What is a 457 DCP?

What is a 457 DCP?

A 457 deferred compensation plan allows you to save and invest money for retirement with tax benefits. The value of the account is based on the contributions made and the investment performance over time. A 457 plan is designed to supplement your retirement income.

What is a section 457 distribution?

Section 457 plans are nonqualified, unfunded deferred compensation plans established by state and local government and tax-exempt employers. An attendant feature of section 457 plans is that they may provide less security to participants than do qualified plans.

What is a 457 payment?

A 457(b) plan is an employer-sponsored, tax-deferred retirement savings vehicle available to some state and local government employees. It works like a 401(k) in that employees can divert a portion of their pay to their retirement account. This provides an immediate tax break by reducing participants’ taxable income.

Who qualifies for a 457?

The 457 plan is offered to those who work for the government, though some non-governmental (non-profit) employees may also be offered the plan. Employers provide the plan to employees who then contribute portions of their salary.

How does a DCP plan work?

Defined contribution plans take pre-tax dollars and allow them to grow in capital market investments on a tax-deferred basis. This means that income tax will ultimately be paid on withdrawals, but not until retirement age (a minimum of 59½ years old, with required minimum distributions (RMDs) starting at age 72).

Are 457 plans good?

There are certainly tax benefits associated with participating in a 457. This includes being able to contribute pre-tax money to decrease your overall tax burden. The gains also grow tax-free. It’s just as safe and provides many of the same benefits.

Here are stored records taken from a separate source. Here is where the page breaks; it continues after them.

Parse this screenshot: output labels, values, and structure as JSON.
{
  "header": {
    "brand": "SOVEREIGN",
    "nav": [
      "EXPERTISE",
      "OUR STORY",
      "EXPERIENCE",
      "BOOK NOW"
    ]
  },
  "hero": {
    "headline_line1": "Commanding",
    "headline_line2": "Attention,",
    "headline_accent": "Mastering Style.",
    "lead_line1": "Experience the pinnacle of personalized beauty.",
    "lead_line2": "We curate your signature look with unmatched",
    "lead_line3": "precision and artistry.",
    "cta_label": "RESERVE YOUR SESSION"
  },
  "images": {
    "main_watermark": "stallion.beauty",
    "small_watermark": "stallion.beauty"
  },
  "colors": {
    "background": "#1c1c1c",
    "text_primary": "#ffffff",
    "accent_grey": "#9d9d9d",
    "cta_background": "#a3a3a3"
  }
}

Is there a difference between 457 and 457 B?

There are two different types of 457 plans—the 457(b), which is offered to state and local government employees, and the 457(f) is for top executives in nonprofits. A 403(b) plan is typically offered to employees of private nonprofits and government workers, including public school employees.

What are DCP funds?

The Defined Contribution Plan (DCP) is a savings plan that allows participants to accumulate tax‐ sheltered money for retirement. Each pay period, 7.5% of salary will be deposited automatically in the Defined Contribution Plan and credited to an individual tax‐sheltered account.